4
- C-connor? - jąkałam się, a on zaczął się śmiać. Connora znałam z gimnazjum. Był jednym z popularsów. Nabijał się ze mnie, bił mnie.
- Widzę, że dalej jesteś taką ofermą.
Podniosłam się z trawy i spojrzałam na niego hardo, chociaż w środku aż się kuliłam.
- Co? Co mi zrobisz? - zapytał z okrutnym uśmiechem.
Nie bądź idiotką i chociaż raz pójdź za moim głosem, warknęła.
- Czego c-chcesz? - zapytałam.
- Nie mogłem po prostu przyjść? - uśmiech nie schodził z jego twarzy.
Zamknęłam oczy i pozwoliłam Kirze przejąć nade mną kontrolę. Pozwoliłam jej na to chyba drugi raz w moim życiu, z czego pierwszy nie był zamierzony. Moje dłonie zacisnęły się w pięści, a w środku poczułam kotłującą się furię, która czekała na uwolnienie. Ale jeszcze nie teraz.
- Czego chcesz? - mój głos brzmiał pewniej. Nie panowałam teraz nad sobą. Kira przejęła kontrolę nade mną całkowicie. Spojrzał na moje nadgarstki.
- A ty dalej taka sama? - pokręcił głową z udawanym politowaniem - Jesteś głupia.
- Kim jestem? - powstrzymałam swój głos przed warknięciem.
- Mam wymieniać? - zaśmiał się podle - Głupią idiotką, ofermą, ni... - nie dałam mu dokończyć, bo moja pięść wylądowała na jego twarzy. Cofnął się o krok, chociaż nie tak słabo uderzyłam. Z jego nosa pociekła strużka krwi, a w oczach błysnęła wściekłość. Gdybym to była ja, a nie Kira, zapewne skuliłabym się i wystraszyła. Ale nie ona. Moja ręka zdążyła jeszcze dwa razy wylądować na jego twarzy, w niewiarygodnie szybkim tempie.

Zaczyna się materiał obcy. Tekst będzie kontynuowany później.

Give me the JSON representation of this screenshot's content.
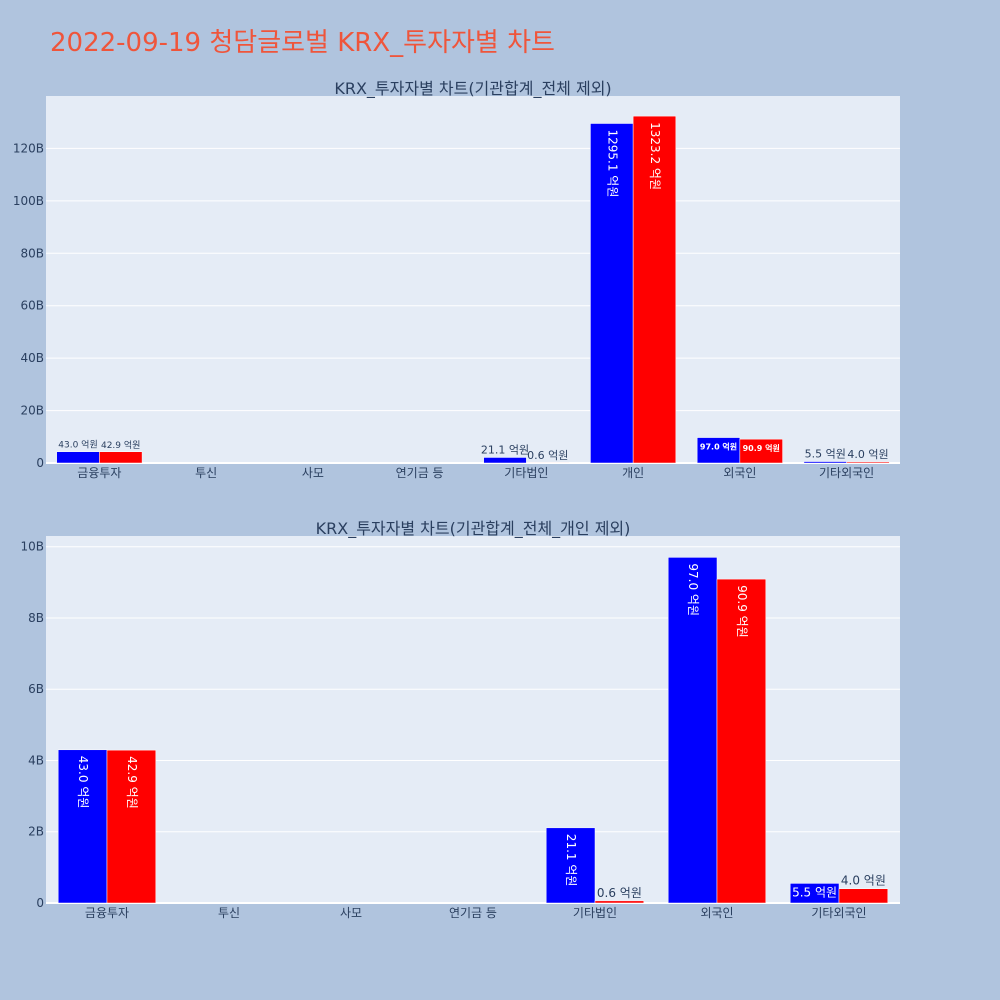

Chłopak chciał wymierzyć mi cios, ale zrobiłam unik, a on wpadł na drzewo i potknął się o jego konar. Kopnęłam go jeszcze w brzuch, przez co skulił się.
Dobra, to na tyle.
Poczułam, że odzyskałam nad sobą kontrolę. Strach zaczął narastać. Connor powoli zaczął się dźwigać. Nie poradzę sobie. Złapałam torbę i zaczęłam uciekać w stronę domu. Spojrzałam na swoje ręce. Miałam na nich krew. Nie swoją, a Connora. Poczułam w oczach łzy.
Och, daj spokój. Mogłam być bardziej brutalna. Te słowa usłyszałam kiedy weszłam do swojego pokoju.
- Chodzi ci o coś takiego? - warknęłam i popatrzyłam przez okno. Pod jedną z pobliskich lip zobaczyłam ciało Connora. Było w tej samej pozycji, co przy torze kolejowym, tyle że teraz miał rozpruty brzuch, a jego wnętrzności były, wyrwane, lub wycięte, i porozrzucane wokół - Mam złą wiadomość - mówiłam szeptem - Nie było tam ani noża, ani szkła, więc nie miałaś czym tego zrobić.